The primary targets of Lanier’s manifesto are those he dubs “cybernetic totalists,” scientists and entrepreneurs who argue that sites like Wikipedia have effectively made authorship obsolete. The elevation of anonymous contributions, in Lanier’s view, absolves individuals of any sense of responsibility for their actions, enabling the pernicious behavior of online trolls. Disembodied information only becomes meaningful when filtered through the prism of an individual consciousness. “Information of the kind that purportedly wants to be free is nothing but a shadow of our own minds, and wants nothing on its own,” he writes. “It will not suffer if it doesn’t get what it wants.”
Using MIDI’s digital approximation of pitch as a metaphor for the way digital culture subtly filters out the idiosyncrasies of human experience, Lanier argues that people have unwittingly altered their expectations to sync with technology.

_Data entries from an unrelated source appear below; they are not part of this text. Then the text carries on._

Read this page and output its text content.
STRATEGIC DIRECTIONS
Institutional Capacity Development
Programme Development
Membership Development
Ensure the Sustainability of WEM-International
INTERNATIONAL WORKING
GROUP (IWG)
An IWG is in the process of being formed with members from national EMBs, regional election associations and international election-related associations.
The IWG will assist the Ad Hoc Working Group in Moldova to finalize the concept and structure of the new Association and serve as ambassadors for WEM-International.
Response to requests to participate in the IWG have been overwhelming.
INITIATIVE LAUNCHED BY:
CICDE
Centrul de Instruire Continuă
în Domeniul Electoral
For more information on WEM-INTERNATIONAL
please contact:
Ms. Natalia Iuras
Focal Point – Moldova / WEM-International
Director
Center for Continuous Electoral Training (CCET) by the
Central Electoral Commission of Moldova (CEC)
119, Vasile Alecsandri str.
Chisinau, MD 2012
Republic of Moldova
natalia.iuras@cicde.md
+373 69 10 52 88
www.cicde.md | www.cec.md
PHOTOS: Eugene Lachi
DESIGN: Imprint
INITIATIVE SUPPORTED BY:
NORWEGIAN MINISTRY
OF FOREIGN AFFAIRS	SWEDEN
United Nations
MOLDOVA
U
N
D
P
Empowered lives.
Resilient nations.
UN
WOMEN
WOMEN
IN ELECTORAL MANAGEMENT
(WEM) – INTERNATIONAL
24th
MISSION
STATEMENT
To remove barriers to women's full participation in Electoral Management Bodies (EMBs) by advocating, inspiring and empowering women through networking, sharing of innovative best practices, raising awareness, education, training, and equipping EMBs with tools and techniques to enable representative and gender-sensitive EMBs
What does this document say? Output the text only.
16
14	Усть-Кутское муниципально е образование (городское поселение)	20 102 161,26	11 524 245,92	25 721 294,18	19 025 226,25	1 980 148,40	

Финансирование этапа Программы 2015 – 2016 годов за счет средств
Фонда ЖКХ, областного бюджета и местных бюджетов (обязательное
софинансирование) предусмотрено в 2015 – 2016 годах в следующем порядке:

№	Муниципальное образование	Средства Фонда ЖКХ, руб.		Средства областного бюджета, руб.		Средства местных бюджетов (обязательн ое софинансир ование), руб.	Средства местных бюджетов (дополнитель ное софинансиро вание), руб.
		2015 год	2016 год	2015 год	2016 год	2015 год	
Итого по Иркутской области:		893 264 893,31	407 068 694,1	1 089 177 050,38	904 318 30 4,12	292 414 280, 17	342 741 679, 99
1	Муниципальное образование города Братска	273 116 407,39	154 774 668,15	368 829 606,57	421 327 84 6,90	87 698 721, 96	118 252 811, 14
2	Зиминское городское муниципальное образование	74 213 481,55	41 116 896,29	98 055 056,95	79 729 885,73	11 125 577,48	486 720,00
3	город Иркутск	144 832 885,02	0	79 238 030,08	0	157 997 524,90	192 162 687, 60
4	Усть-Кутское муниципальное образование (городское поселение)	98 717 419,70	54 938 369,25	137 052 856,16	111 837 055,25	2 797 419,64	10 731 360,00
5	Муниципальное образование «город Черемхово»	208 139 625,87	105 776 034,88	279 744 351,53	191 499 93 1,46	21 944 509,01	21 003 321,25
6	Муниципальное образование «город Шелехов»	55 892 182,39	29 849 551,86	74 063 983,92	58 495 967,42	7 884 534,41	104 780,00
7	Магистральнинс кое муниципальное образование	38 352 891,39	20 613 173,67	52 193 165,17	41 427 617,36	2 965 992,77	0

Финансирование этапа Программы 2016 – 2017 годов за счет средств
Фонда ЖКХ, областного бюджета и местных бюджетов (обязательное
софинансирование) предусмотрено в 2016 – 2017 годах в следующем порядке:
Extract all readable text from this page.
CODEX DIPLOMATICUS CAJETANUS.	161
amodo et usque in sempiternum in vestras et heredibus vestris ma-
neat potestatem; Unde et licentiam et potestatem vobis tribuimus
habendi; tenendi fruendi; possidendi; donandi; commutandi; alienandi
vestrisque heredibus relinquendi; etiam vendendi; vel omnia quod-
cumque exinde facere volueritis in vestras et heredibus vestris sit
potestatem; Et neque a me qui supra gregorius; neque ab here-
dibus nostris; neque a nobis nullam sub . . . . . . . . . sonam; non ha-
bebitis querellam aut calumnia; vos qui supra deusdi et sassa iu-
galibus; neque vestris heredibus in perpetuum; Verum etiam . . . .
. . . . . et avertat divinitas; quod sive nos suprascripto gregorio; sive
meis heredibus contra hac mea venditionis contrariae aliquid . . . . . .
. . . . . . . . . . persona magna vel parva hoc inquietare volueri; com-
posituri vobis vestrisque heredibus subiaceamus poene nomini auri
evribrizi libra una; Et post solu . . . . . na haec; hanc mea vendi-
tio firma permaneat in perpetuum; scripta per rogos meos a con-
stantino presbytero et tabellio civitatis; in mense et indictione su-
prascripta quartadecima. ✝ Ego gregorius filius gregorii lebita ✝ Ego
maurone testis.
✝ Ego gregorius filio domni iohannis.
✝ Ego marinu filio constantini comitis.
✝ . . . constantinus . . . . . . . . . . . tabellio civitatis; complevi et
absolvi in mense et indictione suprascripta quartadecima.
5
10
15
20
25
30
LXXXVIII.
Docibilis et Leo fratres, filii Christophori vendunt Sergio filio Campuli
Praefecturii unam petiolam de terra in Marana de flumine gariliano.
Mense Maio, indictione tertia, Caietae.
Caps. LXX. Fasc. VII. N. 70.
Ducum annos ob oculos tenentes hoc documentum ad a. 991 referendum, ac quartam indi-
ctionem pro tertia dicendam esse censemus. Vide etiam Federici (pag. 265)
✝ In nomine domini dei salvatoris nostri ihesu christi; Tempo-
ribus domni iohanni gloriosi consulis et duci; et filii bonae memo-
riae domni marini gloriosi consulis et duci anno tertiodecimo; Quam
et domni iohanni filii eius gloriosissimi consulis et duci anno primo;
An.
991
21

Rather than admitting the limitations of standardized tests, the No Child Left Behind system forces teachers to school children in the best ways to convince a computer of their intelligence. The ideology of Lanier’s cybernetic totalists forces humans to adapt to machines rather than admit the fallibility of their systems.
In spite of the vast advances in technology over the last few decades, Lanier points out that we still understand little of how the human brain actually works: how reason functions, or meaning. Computers excel at repetitive tasks, but they cannot approach the complexity of a single mind. What we need, he says, is a way to distinguish situations in which the wisdom of crowds functions well from those in which it fails, and foster an online culture that values individuality as much as collectivism. His is only one voice, but it is all the stronger in its solitude.